The second level of scrutiny occurs when the minimum sentence for a prisoner has been served. Michigan Department of Corrections Policy Directive sets a framework for giving each potential parolee a guideline score. Points are added and subtracted in eight different categories that take into account the violent nature of the offense, their prior criminal history, behavior since the time of sentencing, participation in rehabilitative programs, etcetera. Each parolee is put into one of three categories: those who are presumed to have a high probability of parole, those who have an average probability, and those who have a low probability. When the parole board receives the file of someone who fits into the high probability category, they know that this is an individual that they should probably grant parole unless they have some sort of specific information that would suggest otherwise.
This legislation would grant presumptive release only to those individuals who are presumed by the guidelines to have a high probability for parole as determined by the parole guidelines. An offender who commits a violent offense, or who has an extended criminal history, or who poses a high statistical risk, will not likely fit into that category. Those offenders will have to continue through the normal parole process. In essence, the presumption only applies to those who are already likely to be released under the current parole system.
The third level of scrutiny occurs after the parole guidelines are scored and it is determined that an offender fits within the presumption. The presumption does not give that offender an automatic right to be paroled. Instead, the parole board must still review the file and determine if there are substantial and compelling reasons not to grant release. These reasons may include exceptionally poor behavior in prison, evidence of substantial harm to the victim that was not available at the time of sentencing, threatened harm to another person if the individual is released, pending felony charges, or if the prisoner has been linked to an unsolved criminal violation. If the parole board finds that a substantial and compelling reason exists, then parole may still be denied.

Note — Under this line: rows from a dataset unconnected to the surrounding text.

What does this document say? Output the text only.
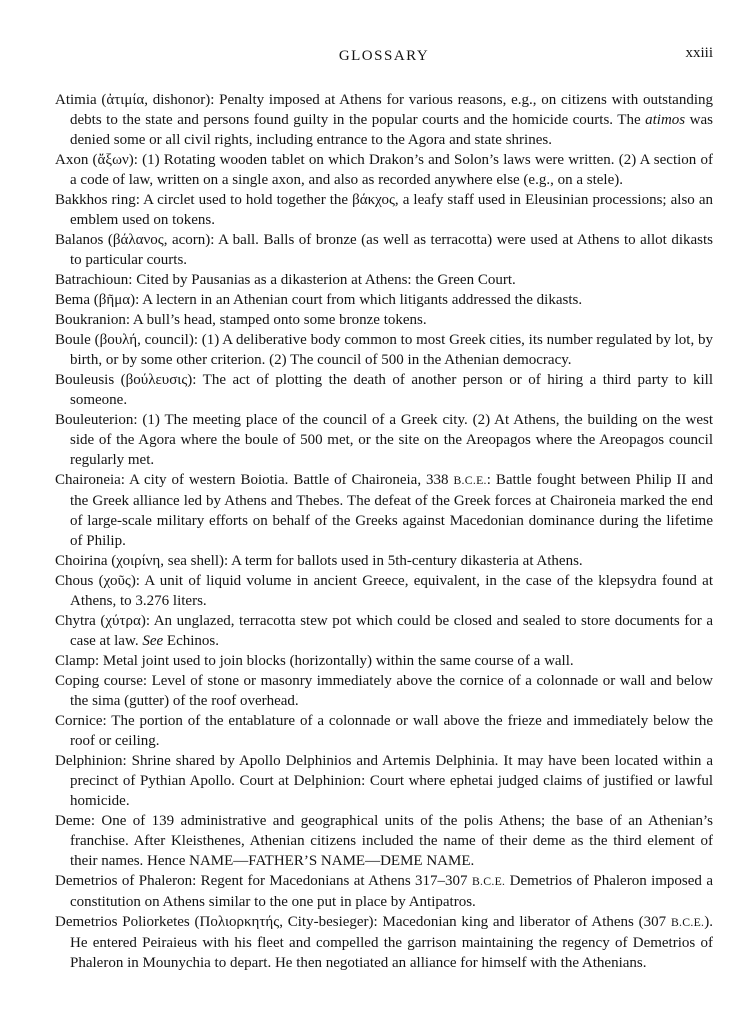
GLOSSARY	xxiii

Atimia (ἀτιμία, dishonor): Penalty imposed at Athens for various reasons, e.g., on citizens with outstanding debts to the state and persons found guilty in the popular courts and the homicide courts. The atimos was denied some or all civil rights, including entrance to the Agora and state shrines.

Axon (ἄξων): (1) Rotating wooden tablet on which Drakon’s and Solon’s laws were written. (2) A section of a code of law, written on a single axon, and also as recorded anywhere else (e.g., on a stele).

Bakkhos ring: A circlet used to hold together the βάκχος, a leafy staff used in Eleusinian processions; also an emblem used on tokens.

Balanos (βάλανος, acorn): A ball. Balls of bronze (as well as terracotta) were used at Athens to allot dikasts to particular courts.

Batrachioun: Cited by Pausanias as a dikasterion at Athens: the Green Court.

Bema (βῆμα): A lectern in an Athenian court from which litigants addressed the dikasts.

Boukranion: A bull’s head, stamped onto some bronze tokens.

Boule (βουλή, council): (1) A deliberative body common to most Greek cities, its number regulated by lot, by birth, or by some other criterion. (2) The council of 500 in the Athenian democracy.

Bouleusis (βούλευσις): The act of plotting the death of another person or of hiring a third party to kill someone.

Bouleuterion: (1) The meeting place of the council of a Greek city. (2) At Athens, the building on the west side of the Agora where the boule of 500 met, or the site on the Areopagos where the Areopagos council regularly met.

Chaironeia: A city of western Boiotia. Battle of Chaironeia, 338 B.C.E.: Battle fought between Philip II and the Greek alliance led by Athens and Thebes. The defeat of the Greek forces at Chaironeia marked the end of large-scale military efforts on behalf of the Greeks against Macedonian dominance during the lifetime of Philip.

Choirina (χοιρίνη, sea shell): A term for ballots used in 5th-century dikasteria at Athens.

Chous (χοῦς): A unit of liquid volume in ancient Greece, equivalent, in the case of the klepsydra found at Athens, to 3.276 liters.

Chytra (χύτρα): An unglazed, terracotta stew pot which could be closed and sealed to store documents for a case at law. See Echinos.

Clamp: Metal joint used to join blocks (horizontally) within the same course of a wall.

Coping course: Level of stone or masonry immediately above the cornice of a colonnade or wall and below the sima (gutter) of the roof overhead.

Cornice: The portion of the entablature of a colonnade or wall above the frieze and immediately below the roof or ceiling.

Delphinion: Shrine shared by Apollo Delphinios and Artemis Delphinia. It may have been located within a precinct of Pythian Apollo. Court at Delphinion: Court where ephetai judged claims of justified or lawful homicide.

Deme: One of 139 administrative and geographical units of the polis Athens; the base of an Athenian’s franchise. After Kleisthenes, Athenian citizens included the name of their deme as the third element of their names. Hence NAME—FATHER’S NAME—DEME NAME.

Demetrios of Phaleron: Regent for Macedonians at Athens 317–307 B.C.E. Demetrios of Phaleron imposed a constitution on Athens similar to the one put in place by Antipatros.

Demetrios Poliorketes (Πολιορκητής, City-besieger): Macedonian king and liberator of Athens (307 B.C.E.). He entered Peiraieus with his fleet and compelled the garrison maintaining the regency of Demetrios of Phaleron in Mounychia to depart. He then negotiated an alliance for himself with the Athenians.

Only after passing through these all three of these levels of scrutiny is an offender released under the new legislation. The purpose of this legislation is not necessarily to release more prisoners but rather, to streamline the process and quell the backlog of cases. These non-violent offenders, who have already been earmarked as likely to be released on parole, are being held longer than necessary simply because the parole board is backlogged. The result is millions of dollars in additional funds going to incarcerate individuals unnecessarily.
What will this legislation do for the state? The Michigan Department of Corrections estimates that the legislation could reduce our prison population by 3,200 in five years and save $75 million annually. The state already spends over $2 billion each year on corrections.
Furthermore, it is no mystery that rehabilitative efforts are better achieved through services available in the community and not in the prison system. These low level offenders are not serving life sentences. They will be released from prison at some point. The best chance of ensuring that they do not reoffend is to get them into rehabilitative programs as quickly as possible. That being the case, does it make sense to keep these offenders penned up with the violent offenders rather than putting them where they can receive the rehabilitative services that will prevent them from reoffending? Let’s take the money that we would have spent incarcerating them unnecessarily and spend it on rehabilitative services or on vocational programs. Perhaps the money could be reallocated to help create new educational opportunities in our children’s schools that will in turn help to prevent crime in the future. Or, would we rather just continue to spend the money incarcerating individuals who don’t need it just because the parole board can’t keep up with the backlog of cases?
In short, don’t fall for the political subterfuge that takes place at these press conferences. Your legislators are not going to put your community in danger with this legislation. They are doing exactly what you elected them to do: to cut unnecessary spending and reallocate the money where it can provide the greatest benefit.